Entonces, los detractores, agazapados durante los meses de vino y rosas, volvieron a emerger. Laso no era un entrenador de grandes partidos, decían. Los grandes entrenadores, los buenos de verdad, siempre le ganaban la partida táctica, decían. Su juego era atractivo pero así no se ganan títulos, decían. Había que fichar a un entrenador ganador, decían.

Es complicado interpretar lo que sucedió en esas semanas que transcurrieron desde la derrota ante el Maccabi hasta la debacle en el playoff contra el Barcelona. Es difícil explicarse cómo el equipo que había pasado por encima del Barça en Milán, la plantilla que había asombrado al mundo durante meses, terminó desangrándose, convertida en una triste caricatura de sí misma. Cuesta comprender cómo los mismos hombres que poco antes parecían jugar de memoria, a una velocidad endiablada, disfrutando y haciendo disfrutar, parecían de pronto almas en pena sobre el parqué. El caso es que el Madrid perdió la Liga ACB y comenzó el verano más largo. El club decidió prescindir de sus dos ayudantes, lo cual se interpretó como un signo de pérdida de confianza con el técnico, incluso como una táctica para forzar su dimisión. Las horas de Laso parecían contadas. ¿Era posible que el equipo que había emocionado al madridismo como quizás no lo hacía nadie desde Brabender y Corbalán hubiera muerto sin más? Eso nos preguntábamos todos mientras el verano transcurría y el club no daba señales de vida.

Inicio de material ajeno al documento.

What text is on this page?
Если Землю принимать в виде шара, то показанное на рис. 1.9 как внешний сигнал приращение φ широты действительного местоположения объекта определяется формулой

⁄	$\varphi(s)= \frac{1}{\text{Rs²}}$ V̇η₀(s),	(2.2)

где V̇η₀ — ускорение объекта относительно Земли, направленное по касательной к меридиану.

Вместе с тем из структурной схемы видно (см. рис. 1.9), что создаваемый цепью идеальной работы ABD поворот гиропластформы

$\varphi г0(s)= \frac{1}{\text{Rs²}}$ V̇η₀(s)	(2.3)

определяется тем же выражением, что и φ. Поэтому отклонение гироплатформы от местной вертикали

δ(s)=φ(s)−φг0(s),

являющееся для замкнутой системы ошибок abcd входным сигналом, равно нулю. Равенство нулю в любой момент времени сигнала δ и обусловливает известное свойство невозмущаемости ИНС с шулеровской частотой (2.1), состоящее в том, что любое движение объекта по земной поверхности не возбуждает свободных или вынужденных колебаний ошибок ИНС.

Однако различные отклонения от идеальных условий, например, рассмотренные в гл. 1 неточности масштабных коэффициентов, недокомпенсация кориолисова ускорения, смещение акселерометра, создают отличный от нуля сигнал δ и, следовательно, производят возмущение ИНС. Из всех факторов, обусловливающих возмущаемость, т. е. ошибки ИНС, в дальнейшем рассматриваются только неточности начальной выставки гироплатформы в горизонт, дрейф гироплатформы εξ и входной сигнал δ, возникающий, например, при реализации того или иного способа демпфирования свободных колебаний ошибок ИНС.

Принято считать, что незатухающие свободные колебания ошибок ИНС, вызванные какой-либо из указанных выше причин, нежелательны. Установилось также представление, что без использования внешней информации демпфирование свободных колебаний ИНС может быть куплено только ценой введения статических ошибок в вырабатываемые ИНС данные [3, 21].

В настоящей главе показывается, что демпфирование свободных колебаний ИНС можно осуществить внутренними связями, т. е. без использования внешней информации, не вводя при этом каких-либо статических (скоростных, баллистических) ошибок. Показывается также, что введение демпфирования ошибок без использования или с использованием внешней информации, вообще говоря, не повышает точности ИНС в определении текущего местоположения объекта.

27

No ha pasado un año desde aquello y todo parece ahora fruto de un mal sueño: aquellos cuarenta días en los que el Madrid vagó como alma en pena, como si se hubiera dejado el alma en Milán, acribillada por los triples de Rice, y aquellos días estivales en el que todos dimos por hecho que el entrenador blanco para la temporada 2014/15 no se llamaría Pablo Laso. Al final resultó que Laso sí era un entrenador capaz de ganar finales, que sí era capaz de ganarle la partida a entrenadores con mayor caché, que sí era capaz de hacer completamente feliz al madridismo, no solo con contraataques trepidantes y alley oops espectaculares, sino con una Copa de Europa después de veinte años. Al final esta historia sí tenía final feliz, aunque costara tres años encontrarlo.